Internet body ISPA said an “open and comprehensive debate” was needed to ensure data protection laws “properly balance security and privacy.”
“We have yet to see real evidence that there is a gap in the capability of law enforcement or the agencies' ability to gain access to our communications data," CEO of Big Brother Watch Renate Samson said.
“We are also yet to see any concrete evidence that access to communications data has and indeed will, make the country safer. The only evidence we have is of numerous failures to make effective use of the data already available.
“Any new draft legislation must acknowledge that the bigger the haystacks the harder it will be to find the needles.“
Aral Balkan, founder and developer of social start-up ind.ie – which may move out of the UK over surveillance fears – said he wasn't surprised by the speech.
“The speech could not have been more Orwellian if it had actually been written by Orwell as a monologue for Big Brother himself," Balkan said.
"It portends the kind of surveillance state the UK will become in the next five years unless this government is challenged at every turn by those of us who value human rights and democracy. Even then, it may just be too little, too late.”
He said while “many will stay and fight, some of us will have no option but to leave".

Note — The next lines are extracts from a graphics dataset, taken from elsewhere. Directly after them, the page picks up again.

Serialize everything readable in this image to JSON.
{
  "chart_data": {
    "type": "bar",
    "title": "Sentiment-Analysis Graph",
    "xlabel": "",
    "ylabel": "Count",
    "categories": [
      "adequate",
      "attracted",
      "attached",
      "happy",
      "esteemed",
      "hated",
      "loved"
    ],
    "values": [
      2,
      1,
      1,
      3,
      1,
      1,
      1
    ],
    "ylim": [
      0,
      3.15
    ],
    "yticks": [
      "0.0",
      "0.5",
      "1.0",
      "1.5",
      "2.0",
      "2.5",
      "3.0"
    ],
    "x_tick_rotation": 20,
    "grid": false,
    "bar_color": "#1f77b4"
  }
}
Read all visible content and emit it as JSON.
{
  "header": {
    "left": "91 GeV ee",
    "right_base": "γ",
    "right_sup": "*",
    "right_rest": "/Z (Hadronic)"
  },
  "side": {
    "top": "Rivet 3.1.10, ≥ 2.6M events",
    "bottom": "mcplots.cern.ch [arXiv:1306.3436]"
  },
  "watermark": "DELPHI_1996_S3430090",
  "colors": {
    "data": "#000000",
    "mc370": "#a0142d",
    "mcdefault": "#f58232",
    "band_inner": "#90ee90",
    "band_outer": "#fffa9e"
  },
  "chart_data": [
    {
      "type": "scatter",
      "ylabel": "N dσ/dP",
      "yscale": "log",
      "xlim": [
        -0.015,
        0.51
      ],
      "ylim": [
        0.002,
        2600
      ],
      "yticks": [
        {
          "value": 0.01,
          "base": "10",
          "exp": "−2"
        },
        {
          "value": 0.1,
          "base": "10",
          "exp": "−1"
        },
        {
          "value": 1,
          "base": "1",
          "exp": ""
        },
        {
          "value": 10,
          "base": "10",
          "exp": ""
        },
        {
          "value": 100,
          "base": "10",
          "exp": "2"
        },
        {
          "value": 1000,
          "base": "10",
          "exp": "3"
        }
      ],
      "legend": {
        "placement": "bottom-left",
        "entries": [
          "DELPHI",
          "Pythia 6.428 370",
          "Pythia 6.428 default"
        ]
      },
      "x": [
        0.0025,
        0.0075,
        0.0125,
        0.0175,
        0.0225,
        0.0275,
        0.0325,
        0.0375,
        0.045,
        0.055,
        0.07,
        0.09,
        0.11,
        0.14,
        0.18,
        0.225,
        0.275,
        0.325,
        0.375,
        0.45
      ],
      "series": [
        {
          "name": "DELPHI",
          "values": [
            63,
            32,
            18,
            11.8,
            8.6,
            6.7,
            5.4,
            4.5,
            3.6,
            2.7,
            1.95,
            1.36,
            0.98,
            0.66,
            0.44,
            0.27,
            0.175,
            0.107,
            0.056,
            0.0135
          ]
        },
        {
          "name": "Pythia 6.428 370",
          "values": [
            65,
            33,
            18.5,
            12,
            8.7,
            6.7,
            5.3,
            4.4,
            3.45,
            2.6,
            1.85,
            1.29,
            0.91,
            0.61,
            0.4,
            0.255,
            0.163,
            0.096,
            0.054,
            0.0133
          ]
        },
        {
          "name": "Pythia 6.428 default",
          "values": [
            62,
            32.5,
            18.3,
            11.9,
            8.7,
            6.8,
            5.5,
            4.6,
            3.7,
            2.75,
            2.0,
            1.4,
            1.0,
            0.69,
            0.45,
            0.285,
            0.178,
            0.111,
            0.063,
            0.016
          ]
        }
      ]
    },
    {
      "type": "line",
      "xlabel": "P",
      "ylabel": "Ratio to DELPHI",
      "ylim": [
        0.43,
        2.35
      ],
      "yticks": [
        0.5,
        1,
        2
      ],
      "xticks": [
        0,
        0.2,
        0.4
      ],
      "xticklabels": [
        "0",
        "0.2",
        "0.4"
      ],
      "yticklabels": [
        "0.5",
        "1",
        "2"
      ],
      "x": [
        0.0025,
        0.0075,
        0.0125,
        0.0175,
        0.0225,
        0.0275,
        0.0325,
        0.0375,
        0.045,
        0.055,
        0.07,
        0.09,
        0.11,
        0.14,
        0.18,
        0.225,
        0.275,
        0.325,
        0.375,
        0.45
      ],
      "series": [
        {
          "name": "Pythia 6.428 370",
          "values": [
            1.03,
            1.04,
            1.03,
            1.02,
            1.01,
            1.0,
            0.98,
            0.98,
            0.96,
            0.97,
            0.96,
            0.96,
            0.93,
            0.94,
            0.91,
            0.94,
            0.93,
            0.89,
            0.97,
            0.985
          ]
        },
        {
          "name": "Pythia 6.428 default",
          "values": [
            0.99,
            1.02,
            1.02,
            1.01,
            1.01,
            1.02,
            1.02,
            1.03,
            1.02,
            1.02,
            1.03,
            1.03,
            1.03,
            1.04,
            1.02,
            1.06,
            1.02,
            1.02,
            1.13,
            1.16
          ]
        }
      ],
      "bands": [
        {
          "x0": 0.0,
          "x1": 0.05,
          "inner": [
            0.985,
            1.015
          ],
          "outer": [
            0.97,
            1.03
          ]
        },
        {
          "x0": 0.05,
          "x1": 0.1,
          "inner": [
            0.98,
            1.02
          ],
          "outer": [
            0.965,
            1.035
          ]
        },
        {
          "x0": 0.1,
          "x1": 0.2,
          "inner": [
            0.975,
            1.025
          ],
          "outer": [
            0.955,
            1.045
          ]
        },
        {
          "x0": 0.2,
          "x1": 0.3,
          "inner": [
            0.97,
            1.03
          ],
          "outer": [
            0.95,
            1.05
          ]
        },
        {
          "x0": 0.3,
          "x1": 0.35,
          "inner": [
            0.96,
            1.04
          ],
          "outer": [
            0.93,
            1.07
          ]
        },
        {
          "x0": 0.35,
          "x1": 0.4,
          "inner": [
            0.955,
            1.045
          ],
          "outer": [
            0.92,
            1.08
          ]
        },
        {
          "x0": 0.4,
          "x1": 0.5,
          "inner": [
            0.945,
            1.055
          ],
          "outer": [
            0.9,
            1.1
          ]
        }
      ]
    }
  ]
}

“Cameron has asked for backdoors on messaging apps and as someone working on building a social network that respects your privacy and human rights, I see no way to stay in the UK and guarantee that we will not be forced to compromise the integrity of our platform.”
The proposed laws mirror legislation recently introduced in Australia, which similarly requires telecommunications companies to store the non-content data of their customers for two years to aid law enforcement.
The Australian legislation similarly received fierce criticism from the telco industry and privacy and internet groups over its proportionality to the threat.